Miller was hired by the baseball union in 1966, and Moss joined six months later. While Miller organized the players into a tenacious unit, Moss negotiated the first collective bargaining agreement in 1968, raising the minimum wage from $6,000 to $10,000. The 1970 agreement added grievance arbitration, and the 1973 agreement instituted salary arbitration.

“Marvin was really the perfect man for that era,” Moss told The Associated Press in 1991. “The players trusted him. They had confidence and respect for him, and he was kind of a father figure to them.”

The players showed their determination in strikes in 1972 and 1973 and a lockout in 1976. A lawsuit brought by Curt Flood seeking to end baseball’s antitrust exemption was lost in the U.S. Supreme Court in 1972.

The first big breakthrough came in December 1974, when Seitz ruled in arbitration that Oakland had breached Catfish Hunter’s contract by failing to pay $50,000 into a long-term annuity fund, and he declared Hunter a free agent. The New York Yankees signed him to a five-year, $3.2 million contract, a sign of what players could earn without restrictions.

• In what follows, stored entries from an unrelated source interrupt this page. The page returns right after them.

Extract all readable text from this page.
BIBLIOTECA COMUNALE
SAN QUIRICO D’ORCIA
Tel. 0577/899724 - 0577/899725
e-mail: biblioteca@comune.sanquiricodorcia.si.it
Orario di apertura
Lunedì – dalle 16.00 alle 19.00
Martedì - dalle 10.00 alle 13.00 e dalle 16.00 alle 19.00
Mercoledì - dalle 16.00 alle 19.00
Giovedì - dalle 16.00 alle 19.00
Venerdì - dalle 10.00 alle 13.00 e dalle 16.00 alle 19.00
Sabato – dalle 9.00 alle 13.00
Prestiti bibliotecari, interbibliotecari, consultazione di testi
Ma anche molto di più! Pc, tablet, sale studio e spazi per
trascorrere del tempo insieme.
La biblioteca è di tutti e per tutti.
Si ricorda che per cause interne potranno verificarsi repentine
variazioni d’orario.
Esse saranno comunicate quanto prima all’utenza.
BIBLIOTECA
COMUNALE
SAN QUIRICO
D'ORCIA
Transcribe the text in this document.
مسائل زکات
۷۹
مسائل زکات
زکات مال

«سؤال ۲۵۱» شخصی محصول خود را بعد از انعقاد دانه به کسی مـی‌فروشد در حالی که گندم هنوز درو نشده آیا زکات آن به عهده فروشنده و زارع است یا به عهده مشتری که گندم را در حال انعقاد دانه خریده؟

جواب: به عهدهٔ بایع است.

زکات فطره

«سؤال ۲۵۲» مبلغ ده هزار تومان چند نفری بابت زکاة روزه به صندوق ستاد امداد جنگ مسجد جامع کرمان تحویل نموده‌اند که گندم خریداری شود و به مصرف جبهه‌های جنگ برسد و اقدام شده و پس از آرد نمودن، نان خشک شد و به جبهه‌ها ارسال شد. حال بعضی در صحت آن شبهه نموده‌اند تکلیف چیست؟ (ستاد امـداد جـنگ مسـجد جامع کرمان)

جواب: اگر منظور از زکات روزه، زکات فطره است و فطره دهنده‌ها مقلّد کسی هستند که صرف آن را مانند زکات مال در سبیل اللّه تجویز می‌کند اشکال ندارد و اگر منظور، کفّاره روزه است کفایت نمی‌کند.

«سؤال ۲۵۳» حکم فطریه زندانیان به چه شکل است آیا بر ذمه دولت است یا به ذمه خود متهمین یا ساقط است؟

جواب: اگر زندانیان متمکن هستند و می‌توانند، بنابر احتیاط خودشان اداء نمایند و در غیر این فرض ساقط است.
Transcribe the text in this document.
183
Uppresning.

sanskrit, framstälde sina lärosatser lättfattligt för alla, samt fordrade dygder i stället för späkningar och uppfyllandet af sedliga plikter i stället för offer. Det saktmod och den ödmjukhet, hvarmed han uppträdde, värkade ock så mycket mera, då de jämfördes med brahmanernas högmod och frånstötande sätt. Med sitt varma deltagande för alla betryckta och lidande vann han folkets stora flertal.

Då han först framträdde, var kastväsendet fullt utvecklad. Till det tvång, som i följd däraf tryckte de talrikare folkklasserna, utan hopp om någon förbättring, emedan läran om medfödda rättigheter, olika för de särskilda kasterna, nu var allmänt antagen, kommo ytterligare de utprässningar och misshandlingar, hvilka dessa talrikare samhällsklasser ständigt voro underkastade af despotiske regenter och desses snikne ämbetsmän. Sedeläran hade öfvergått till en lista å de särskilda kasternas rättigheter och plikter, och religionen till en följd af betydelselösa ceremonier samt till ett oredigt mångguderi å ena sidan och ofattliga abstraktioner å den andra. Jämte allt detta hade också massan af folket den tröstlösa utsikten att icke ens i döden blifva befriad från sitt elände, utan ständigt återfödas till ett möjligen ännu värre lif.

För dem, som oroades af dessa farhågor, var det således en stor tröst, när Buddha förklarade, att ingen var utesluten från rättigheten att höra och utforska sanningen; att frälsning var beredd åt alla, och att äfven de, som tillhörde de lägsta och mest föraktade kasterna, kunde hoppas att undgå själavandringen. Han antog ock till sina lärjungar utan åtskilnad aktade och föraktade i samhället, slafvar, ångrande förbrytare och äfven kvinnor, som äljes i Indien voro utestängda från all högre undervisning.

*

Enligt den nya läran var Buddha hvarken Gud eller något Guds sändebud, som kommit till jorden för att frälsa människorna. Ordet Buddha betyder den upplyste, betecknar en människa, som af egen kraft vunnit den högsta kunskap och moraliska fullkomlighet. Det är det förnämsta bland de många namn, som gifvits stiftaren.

“Dick was able to win this case by establishing something new for baseball, the first true free agent who did not become a released player,” said Donald Fehr, who worked under Miller and Moss and then led the players’ association from 1983 to 2009. “The extent of the restraint was demonstrated.”

When Messersmith and McNally played seasons without contracts, the union filed grievances, and Moss argued the cases before Seitz on November 21 and 24 and December 1, 1975. Seitz rendered his decision on December 23, ruling that there was “no contractual relationship between these players and the Los Angeles and Montreal clubs, respectively. In the absence of such a contract, their clubs had no right or power… to reserve their services for their exclusive use for a period beyond the ‘renewal year’ in the contracts which these players had hitherto signed.”

Seitz’s decision was upheld by U.S. District Judge John W. Oliver in Kansas City, Missouri, and by the 8th U.S. Circuit Court of Appeals, where Moss led oral arguments on behalf of the union. Free agency rules were agreed to in the July 1976 labor contract, and the first class of free agents to make a fortune included future Hall of Famers Reggie Jackson and Rollie Fingers.

Miller educated the players on how to achieve their goals and Moss developed the legal tactics.

“It was precisely by working in tandem that we were able to build a solid foundation,” said former pitcher Steve Rogers, a Moss client and longtime union official. “None of what’s happening today exists without a solid foundation.”

Moss left the union in July 1977 to become an agent, and his clients included future Hall of Famers Nolan Ryan, Jack Morris and Gary Carter. He negotiated Ryan’s first $1 million annual salary deal in 1979 and argued the case that won Fernando Valenzuela his first $1 million salary in arbitration in 1982.

In 1987, he helped expose the owners’ collusive activities by offering the Chicago Cubs a blank contract for Andre Dawson, which the team supplemented with a $500,000 base salary plus bonus opportunities. The owners lost three grievances and settled with the union in 1990 for $280 million.

In 1992, he helped defend the grievance that led arbitrator George Nicolau to overturn Steve Howe’s life ban, the pitcher’s seventh suspension for substance abuse. In 1989 and 1994, he worked to organize a new league without ever having teams on a field.

He is survived by his third wife, Carol Freis, whom he married in 1980, and a daughter from his second marriage to Rolinda, Nancy Moss Ephron. Another daughter from his second marriage, Betsy, predeceased him.